Wednesday, March 26, 2008

Scatology

Large man: "Who's that, then?"
Cart driver: "I dunno, must be a King."
Large man: "Why?"
Cart driver: "He hasn't got shit all over him."

Monty Python and the Holy Grail

I'm still here, Dear Readers. Truly.

I have just been struggling a little with uncharacteristic tongue-tiedness in the face of the magnificently operatic Cluster Fuck of the Century we have all been witnessing for the last week or so; namely, the Bear Stearns Imbroglio.1

I mean, what can one say? It is magnificent, it is operatic, and it makes Hiroshima look like a damp squib in a Folgers coffee can.2

Depending on which source you listen to, JPMorgan's Jamie Dimon is either a reluctant pawn in Hank Paulson and Ben Bernanke's vengeful plot to ram a splintered stick up Jimmy Cayne's ass for DK-ing the Fed and Wall Street when Long-Term Capital blew up ten years ago, or he is a Machiavellian monster who is taking out his two-dollar broker's insecurities by buggering anyone in a three piece suit he can get his greasy little hands on.

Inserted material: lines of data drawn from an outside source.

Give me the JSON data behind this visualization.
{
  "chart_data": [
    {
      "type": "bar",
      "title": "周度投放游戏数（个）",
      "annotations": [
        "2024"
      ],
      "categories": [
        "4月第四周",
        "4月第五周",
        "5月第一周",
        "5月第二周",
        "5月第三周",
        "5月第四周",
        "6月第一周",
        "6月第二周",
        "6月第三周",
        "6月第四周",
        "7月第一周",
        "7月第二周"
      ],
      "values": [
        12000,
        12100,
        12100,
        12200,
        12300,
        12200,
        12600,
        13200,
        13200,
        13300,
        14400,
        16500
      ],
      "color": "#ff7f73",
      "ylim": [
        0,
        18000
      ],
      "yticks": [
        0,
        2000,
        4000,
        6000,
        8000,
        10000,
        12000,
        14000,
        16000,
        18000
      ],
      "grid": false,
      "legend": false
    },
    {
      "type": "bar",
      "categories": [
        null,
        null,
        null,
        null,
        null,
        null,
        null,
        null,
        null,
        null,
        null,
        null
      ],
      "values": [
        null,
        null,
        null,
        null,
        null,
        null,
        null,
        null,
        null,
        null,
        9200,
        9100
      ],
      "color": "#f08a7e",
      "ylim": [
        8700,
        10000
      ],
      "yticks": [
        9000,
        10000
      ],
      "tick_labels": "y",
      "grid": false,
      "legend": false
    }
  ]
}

Bear Stearns' shareholders, of course, are totally fucked. I do not know what the market rate for bareback anal is in this town, but Eliot Spitzer's recently publicized travails lead me to believe it is a lot more than $2.00 (or $10.00) per share. I am sure no-one, including me, feels sorry for billionaire Joe Lewis, but you do not need to be Bill Clinton to feel the pain of thousands of BSC support staff and administrative assistants in Staten Island, Brooklyn, and elsewhere who are gazing hopelessly at a smoking crater where their company stock retirement plan used to be.

The investment bankers and traders at Bear have been royally rogered, as well. No-one feels sorry for them, of course, especially the Lord of the Flies crowd clogging the comment pages of the New York Times DealBook and the WSJ Deal Journal. Although I suspect each and every one of those pseudo-socialists cackling merrily at the evaporation of billions of dollars of wealth from the personal balance sheets of BSC bankers would themselves be far more willing to chop their little peckers off with a rusty knife than suffer a similar percentage hit to their own financial position. Risk-averse pussies.

Some of the bankers and traders with marketable skills (or salacious photographs of Jamie Dimon and Jessica Bibliowicz) will land on their feet, either at JPMorgan or elsewhere. But Wall Street is contracting, so many will not. The ones who don't are probably gone for good, and face the prospect of limping off to a corporate development job at Pfizer with a permanently shrunken balance sheet, to boot. The ones who do survive, weakened but employed, will be an interesting test case of Martin Wolf's thesis that incentive clawback is the proper way to pay financial workers. ($170 to $10 per share is a helluva clawback.) I, for one, think these bankers will be even more motivated to rape and pillage the financial system in order to rebuild their ill-gotten gains as fast as possible. Plus, you can bet their wives and girlfriends will give them the Lysistrata treatment until they have enough coin to send Sweetcheeks back to the Metropolitan Museum Gala in this year's dress.

The professional commentators and kibitzers have already weighed in on What This All Means to life, the universe, and everything, so I will spare you my trite regurgitations on moral hazard, social justice, and the price of peas in Shenzhen. Suffice it to say that this was a political decision by the Treasury and the Fed to intervene, and we will all enjoy years of political theater as various demagogues dissect, revile, and second-guess decisions made in the heat of the moment two weekends ago. Already, Senators Baucus and Grassley are sharpening their pitchforks and dusting off their torches for a nice, public lynching of the Great and Powerful involved. I could offer worse advice to Ben Bernanke and Hank Paulson than for the former to shave his shit-eating beard and the latter to practice looking short and humble, for a change.

From the perspective of Monty Python's cart driver, no-one has come off looking like a King in this scenario.

1 Plus, I just returned from vacation, fer chrissakes. Which of you bozos is it who decides to push the Big Red Button every time I leave town for a little R&R? Sheesh.
2 Back off, Political Correctness Police. This is a Wall Street rag, written from the point of view of the capital markets and investment banking. You want fair and balanced, go read the Bhutan Daily News. In the meantime, you can kiss my salty edamame.